Artist

About the Artist

Amy Buchwald received a B.A. in English Literature from the College of Wooster in Wooster, Ohio. Later, while working in computer graphics and design, she began making art as an avocation. While browsing through a gallery she saw her first piece of kilnworked glass and, after researching the process, began teaching herself lampworking and kilnworking.

Her work has been in a number of prestigious and competitive shows; most notably two of Bullseye Glass Company's "Emerge" shows, two Pilchuck Glass Auctions which chose "work from around the globe by renowned masters and outstanding new talents", and The Robert Bateman "Parallel" show where it won the People's Choice Award. Buchwald's work was also chosen as one of 100, out of 2,429 submissions, from 39 countries for the Corning Museum of Glass' New Glass Review #27. This is arguably the biggest competition in the world for glass art.

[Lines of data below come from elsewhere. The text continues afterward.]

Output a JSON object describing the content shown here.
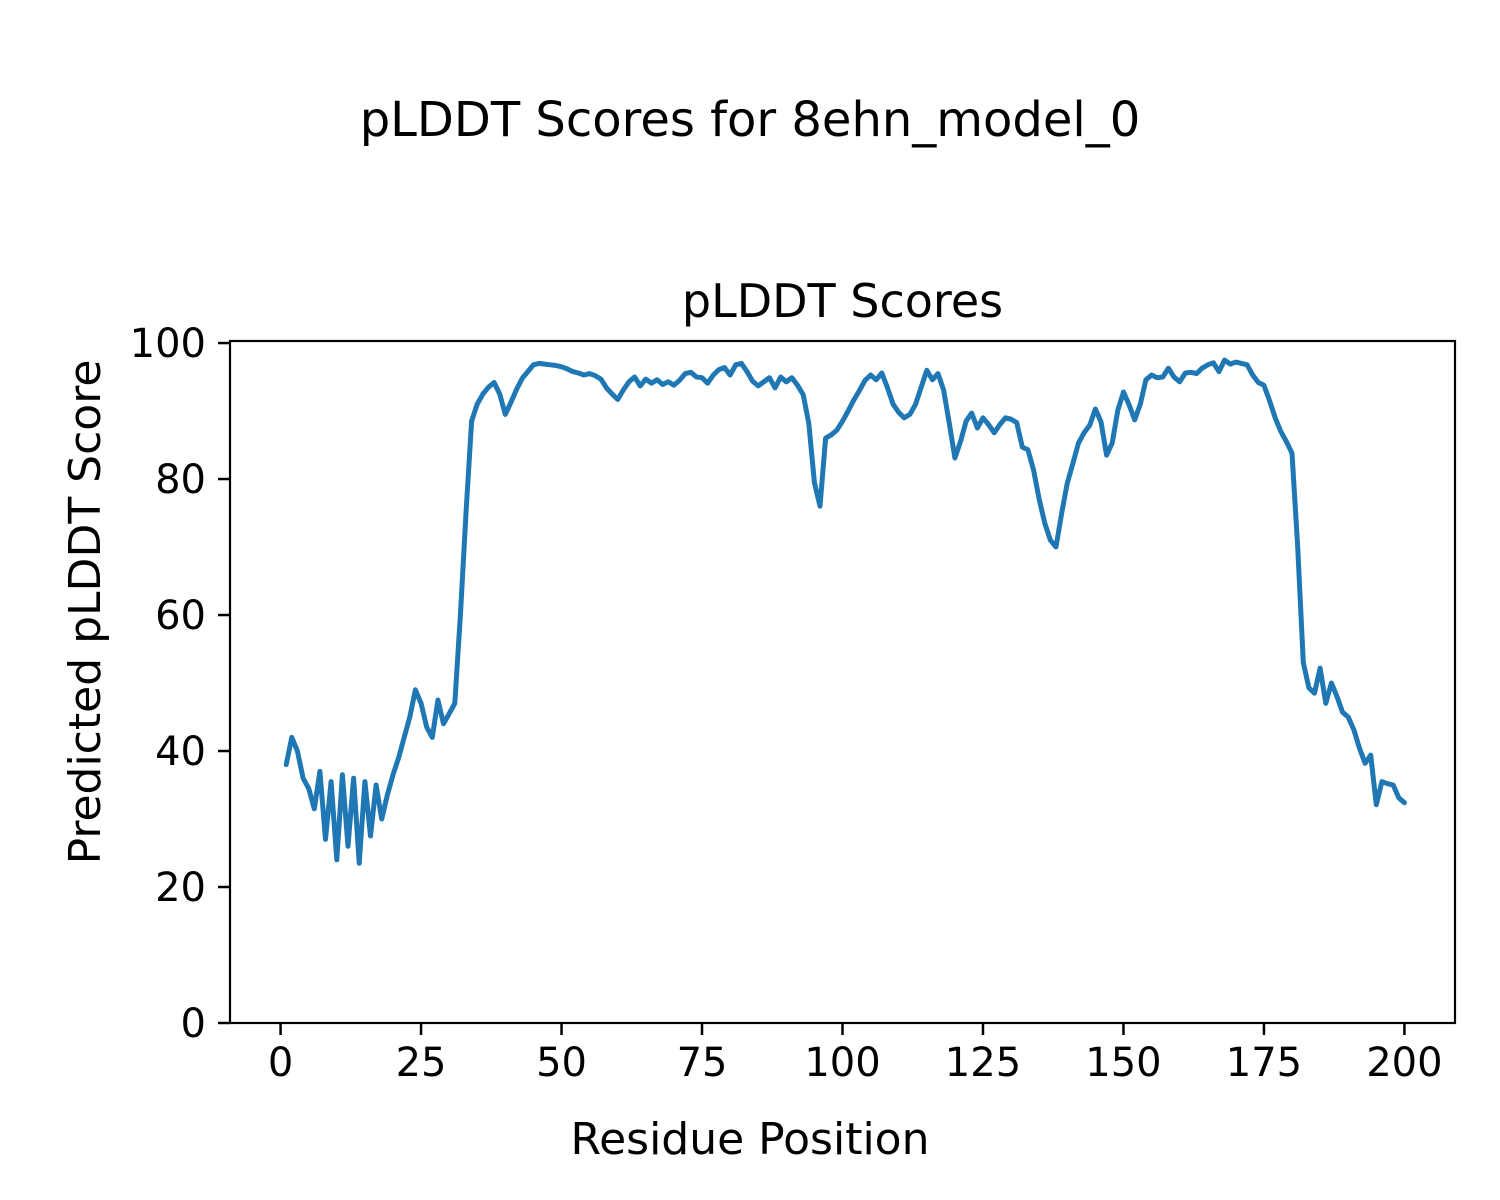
{
  "figure": {
    "suptitle": "pLDDT Scores for 8ehn_model_0",
    "background_color": "#ffffff",
    "text_color": "#000000"
  },
  "chart_data": {
    "type": "line",
    "title": "pLDDT Scores",
    "xlabel": "Residue Position",
    "ylabel": "Predicted pLDDT Score",
    "series_name": "pLDDT score per residue",
    "line_color": "#1f77b4",
    "grid": false,
    "legend_position": "none",
    "xlim": [
      -9,
      209
    ],
    "ylim": [
      0,
      100.3
    ],
    "x_ticks": [
      0,
      25,
      50,
      75,
      100,
      125,
      150,
      175,
      200
    ],
    "y_ticks": [
      0,
      20,
      40,
      60,
      80,
      100
    ],
    "x_start": 1,
    "x_step": 1,
    "values": [
      38,
      42,
      40,
      36,
      34.5,
      31.5,
      37,
      27,
      35.5,
      24,
      36.5,
      26,
      36,
      23.5,
      35.5,
      27.5,
      35,
      30,
      33.5,
      36.5,
      39,
      42,
      45,
      49,
      47,
      43.5,
      42,
      47.5,
      44,
      45.5,
      47,
      60,
      75,
      88.5,
      91,
      92.5,
      93.5,
      94.2,
      92.5,
      89.5,
      91.3,
      93.2,
      94.8,
      95.8,
      96.8,
      97,
      96.9,
      96.8,
      96.7,
      96.5,
      96.2,
      95.8,
      95.6,
      95.3,
      95.5,
      95.2,
      94.7,
      93.4,
      92.5,
      91.7,
      93.1,
      94.3,
      95,
      93.7,
      94.7,
      94.1,
      94.6,
      93.9,
      94.3,
      93.8,
      94.5,
      95.5,
      95.7,
      95,
      94.9,
      94.1,
      95.3,
      96.1,
      96.4,
      95.3,
      96.8,
      97,
      95.8,
      94.4,
      93.7,
      94.3,
      94.9,
      93.4,
      95,
      94.3,
      94.9,
      93.8,
      92.4,
      88.2,
      79.5,
      76,
      86,
      86.5,
      87.2,
      88.5,
      90,
      91.6,
      93,
      94.5,
      95.3,
      94.6,
      95.6,
      93.4,
      91,
      89.8,
      89,
      89.5,
      91,
      93.5,
      96,
      94.6,
      95.5,
      93.1,
      88.2,
      83.1,
      85.5,
      88.5,
      89.7,
      87.5,
      89,
      88,
      86.8,
      88,
      89,
      88.8,
      88.3,
      84.7,
      84.3,
      81.3,
      77,
      73.5,
      71,
      70,
      75,
      79.4,
      82.3,
      85.3,
      86.8,
      87.9,
      90.3,
      88.4,
      83.5,
      85.3,
      90.1,
      92.8,
      90.9,
      88.7,
      91,
      94.6,
      95.3,
      94.9,
      95,
      96.3,
      95,
      94.3,
      95.6,
      95.7,
      95.5,
      96.3,
      96.8,
      97.1,
      95.8,
      97.5,
      96.9,
      97.2,
      97,
      96.8,
      95.3,
      94.2,
      93.8,
      91.5,
      89,
      87,
      85.5,
      83.8,
      70,
      53,
      49.3,
      48.5,
      52.2,
      47,
      50,
      48,
      45.7,
      45,
      43.1,
      40.4,
      38.2,
      39.4,
      32.1,
      35.5,
      35.2,
      35,
      33.1,
      32.4
    ]
  }
}
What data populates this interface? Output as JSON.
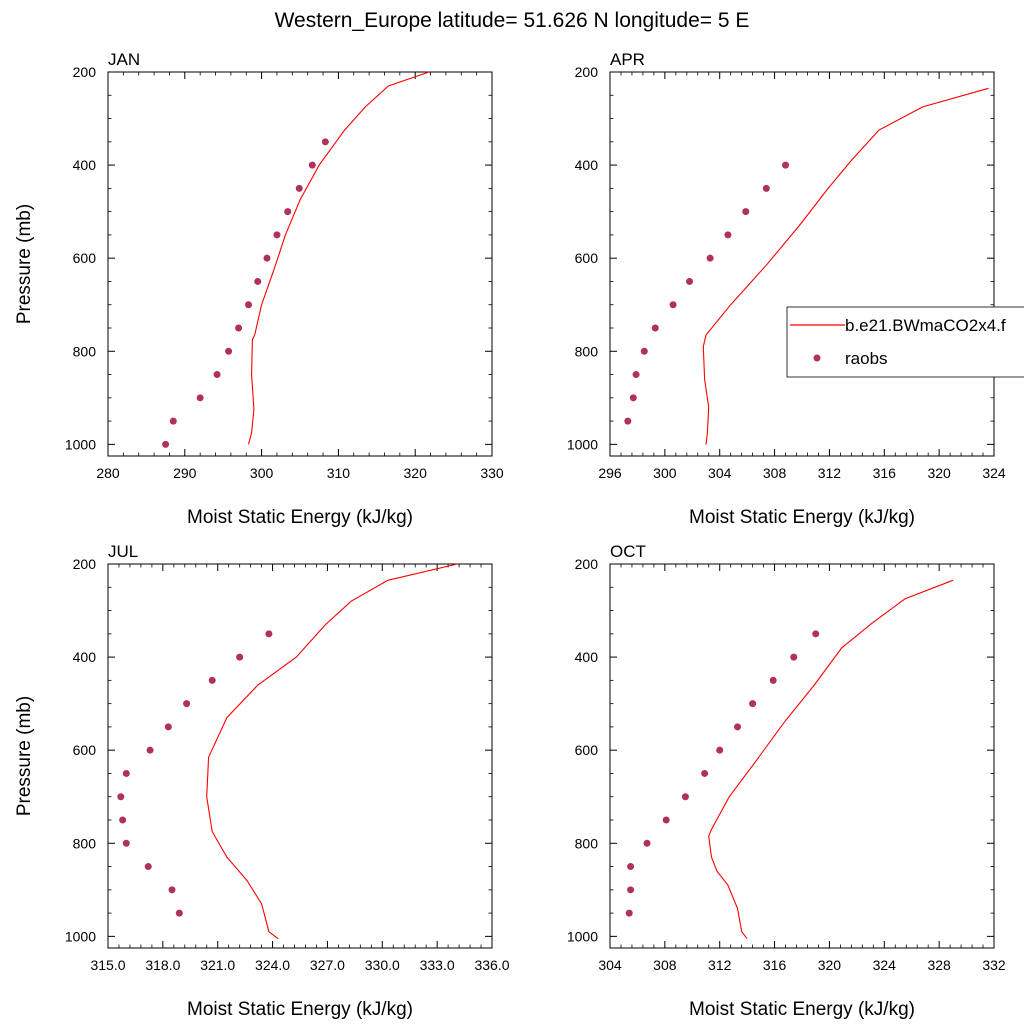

She has lived in Pennsylvania, Florida, Ohio, Michigan, Minnesota, Salt Spring Island BC and Victoria BC. She is now very happily residing in Toronto, ON.

Artist's Statement

"My endless fascination with light, texture and color is why I work with and love glass. Glass is a perfect medium for artistic expression as it has limitless possibilities and brings to all of them its own innate magical qualities.

I'm continuously drawn to the free flowing quality of the organic. I find that whatever particular feeling, thought or emotion I am exploring often translates into the biotic in my work. A feeling of emotional growth translates into an abstract bursting seedpod, sadness becomes rain…. Creating a feeling of movement is also important in many of my pieces—falling, swimming, bursting, being bound—the experience is caught in the moment it is happening.

The glass is organic in form, but these 3-D, curved sculptures are very complex mathematically and structurally, so the organic is incorporated into the structured—as it often is in nature. The bud of a plant, or cell, or a seedpod is both completely organic in look and very structured in form. This union is fascinating to me."